Following command can shows network switch name, network switch ports and FI ports

# Get-UcsNetworkLanNeighborEntry | Select deviceid,remoteinterface,localinterface

If you prefer to enable the “Info Policy” by PowerShell, run following command

# Get-UcsTopInfoPolicy | Set-UcsTopInfoPolicy -State enabled -Force

“default Keyring’s certificate is invalid” in Cisco UCS Manager

You may see following error in Cisco UCS Manager:

default Keyring’s certificate is invalid

The reason is Admin -> Key Management -> KeyRing default is expired. It’s not possible to delete or change the KeyRing in GUI. You have to log in to SSH of Cisco UCS Manager and run following commands (The strings after “#”):

lab-B# scope security
lab-B /security # scope keyring default
lab-B /security/keyring # set regenerate yes
lab-B /security/keyring* # commit-buffer
lab-B /security/keyring #

This will result in a disconnect of the Cisco UCS Manager GUI on your client computer. Just refreshing the page after 5 seconds. It’s no impact to blades.

A Huge Amount of Warnings of “Image is Deleted” in Cisco UCS Manager

A few days ago, I deleted some older firmware packages in Cisco UCS Manager. Suddenly more than 100 warnings were generated. The error messages are similar below:

blade-controller image with vendor Cisco System Inc……is deleted

Cause: image-deleted

Clearly, it’s triggered due to packages deletion. But all of my service profiles and service profile templates were using existing firmware packages. The deleted packages were not been used anywhere.

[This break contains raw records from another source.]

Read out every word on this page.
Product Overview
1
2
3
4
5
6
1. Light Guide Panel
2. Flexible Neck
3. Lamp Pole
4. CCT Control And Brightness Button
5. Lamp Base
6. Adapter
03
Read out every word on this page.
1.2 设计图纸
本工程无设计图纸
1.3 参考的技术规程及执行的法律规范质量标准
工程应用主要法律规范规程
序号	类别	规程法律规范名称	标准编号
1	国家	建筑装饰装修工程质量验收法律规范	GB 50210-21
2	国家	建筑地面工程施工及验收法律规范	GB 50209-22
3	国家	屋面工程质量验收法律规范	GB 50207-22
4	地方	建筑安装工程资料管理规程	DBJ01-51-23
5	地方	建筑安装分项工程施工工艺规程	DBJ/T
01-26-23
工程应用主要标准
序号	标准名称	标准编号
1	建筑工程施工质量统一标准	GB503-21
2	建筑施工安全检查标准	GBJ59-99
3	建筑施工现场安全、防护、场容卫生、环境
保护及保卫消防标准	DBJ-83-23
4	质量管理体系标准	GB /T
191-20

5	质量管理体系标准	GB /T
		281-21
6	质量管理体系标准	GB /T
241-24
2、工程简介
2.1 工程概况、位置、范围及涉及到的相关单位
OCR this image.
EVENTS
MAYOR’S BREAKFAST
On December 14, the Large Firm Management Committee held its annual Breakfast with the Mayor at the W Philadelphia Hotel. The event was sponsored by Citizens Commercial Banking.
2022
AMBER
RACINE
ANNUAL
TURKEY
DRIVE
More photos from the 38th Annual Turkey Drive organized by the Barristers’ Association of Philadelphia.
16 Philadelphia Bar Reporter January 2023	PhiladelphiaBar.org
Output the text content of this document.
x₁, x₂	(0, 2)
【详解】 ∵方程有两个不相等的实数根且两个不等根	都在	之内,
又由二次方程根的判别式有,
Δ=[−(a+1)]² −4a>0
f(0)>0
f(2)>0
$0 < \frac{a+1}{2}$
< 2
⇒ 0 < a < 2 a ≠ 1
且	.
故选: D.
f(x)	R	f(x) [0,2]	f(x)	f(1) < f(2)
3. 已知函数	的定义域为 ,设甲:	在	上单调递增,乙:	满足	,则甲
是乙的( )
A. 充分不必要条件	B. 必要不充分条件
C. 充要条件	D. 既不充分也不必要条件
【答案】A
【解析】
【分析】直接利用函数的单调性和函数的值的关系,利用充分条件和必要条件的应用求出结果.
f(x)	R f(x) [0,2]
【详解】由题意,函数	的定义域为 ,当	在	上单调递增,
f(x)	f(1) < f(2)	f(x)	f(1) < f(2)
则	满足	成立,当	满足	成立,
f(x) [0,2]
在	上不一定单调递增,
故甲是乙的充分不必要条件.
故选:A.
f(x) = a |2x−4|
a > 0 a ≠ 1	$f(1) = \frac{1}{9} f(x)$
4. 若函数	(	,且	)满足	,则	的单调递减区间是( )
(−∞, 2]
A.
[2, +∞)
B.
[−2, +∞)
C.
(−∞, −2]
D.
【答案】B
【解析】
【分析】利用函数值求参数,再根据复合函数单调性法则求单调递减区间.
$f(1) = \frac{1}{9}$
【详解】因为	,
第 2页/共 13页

I also deleted download tasks and cleaned up everything I can. The warnings still persisted. I figured out it’s caused by the default firmware policy when I read a blog article.

In case you are facing same issue. Please go to Servers -> Policies -> Host Firmware Packages -> default ->  Click Modify Package Versions -> Change it to available version.